Clean Drinking Water & Improved Cookstoves
The World Health Organization estimates that 884 million people around the globe do not have access to safe sources of drinking water. Half of the world’s population uses firewood to boil water to make it safe for drinking in addition to burning it as fuel for indoor cooking.
Collection of fuelwood to meet daily energy needs contributes to extensive deforestation. In addition, the use of fuelwood for indoor cooking and water purification results in harmful indoor air emissions, leading to adverse impacts on both public health and economic development.
DelAgua Health – How it Works
DelAgua Health is committed to tackling these problems in target countries by providing individual households with a ready supply of clean drinking water and an improved efficient means of cooking.
In Rwanda, DelAgua Health is distributing point-of-use water filters and high efficiency cookstoves throughout the country, targeting the poorest 30% of the population who are living on less than $2 per day. During phase one of the programme, kicked-off in late 2012, the technologies were distributed to approximately 2,500 households, reaching approximately 12,000 people. In phase two, kicked-off in September 2014, the technologies are being distributed to 100,000 households, approximately 500,000 people in the Western Province.
The water filter technology addresses water borne disease from microbiological contamination, and the high efficiency cookstove addresses indoor air pollution.
DelAgua will generate verified carbon credits following an ACR-approved methodology to quantify the emissions reductions from the decreased fuelwood use from more efficient cookstoves and water filters.
In addition to reduced deforestation, the DelAgua programme is improving health of primarily women and girls through the elimination of water borne diseases and reduced smoke inhalation.

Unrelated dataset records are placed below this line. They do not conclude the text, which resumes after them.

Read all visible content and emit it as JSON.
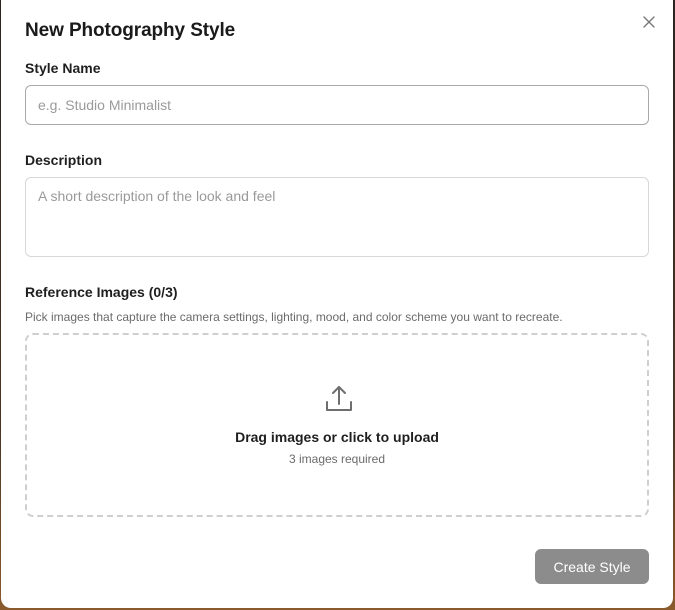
{
  "modal": {
    "title": "New Photography Style",
    "close_icon": "close-icon"
  },
  "style_name": {
    "label": "Style Name",
    "value": "",
    "placeholder": "e.g. Studio Minimalist"
  },
  "description": {
    "label": "Description",
    "value": "",
    "placeholder": "A short description of the look and feel"
  },
  "reference_images": {
    "label": "Reference Images (0/3)",
    "helper": "Pick images that capture the camera settings, lighting, mood, and color scheme you want to recreate.",
    "dropzone": {
      "icon": "upload-icon",
      "main_text": "Drag images or click to upload",
      "sub_text": "3 images required"
    }
  },
  "actions": {
    "create_label": "Create Style",
    "create_color": "#8c8c8c"
  }
}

The programme will reduce infant mortality and provide significant economic benefits, including increased fuel cost savings, time savings from reduced fuelwood collection, the availability of a healthier workforce and new education and employment opportunities arising from the training and implementation initiatives and, in due course, maintenance and manufacturing.
DelAgua Health is working with the Ministry of Health and other partners to conduct rigorous external monitoring of technology adoption, behavior change, and public health impacts of the program. For example, the London School of Hygiene and Tropical Medicine will carefully monitor the impact of the intervention on critical intermediate outcomes such as microbiological water quality and indoor air quality as well as monitoring and evaluating longer-term program outcomes such as fewer cases of disease and mortality as well as program impacts such as lower healthcare costs, increased school attendance and productivity.
Carbon markets offer a the potential to fund more widespread deployment of clean cookstove and water purification programs by providing a path to monetize the resulting health and environmental benefits.
DelAgua Health’s carbon offset project is underway with plans to generate marketable credits in 2016.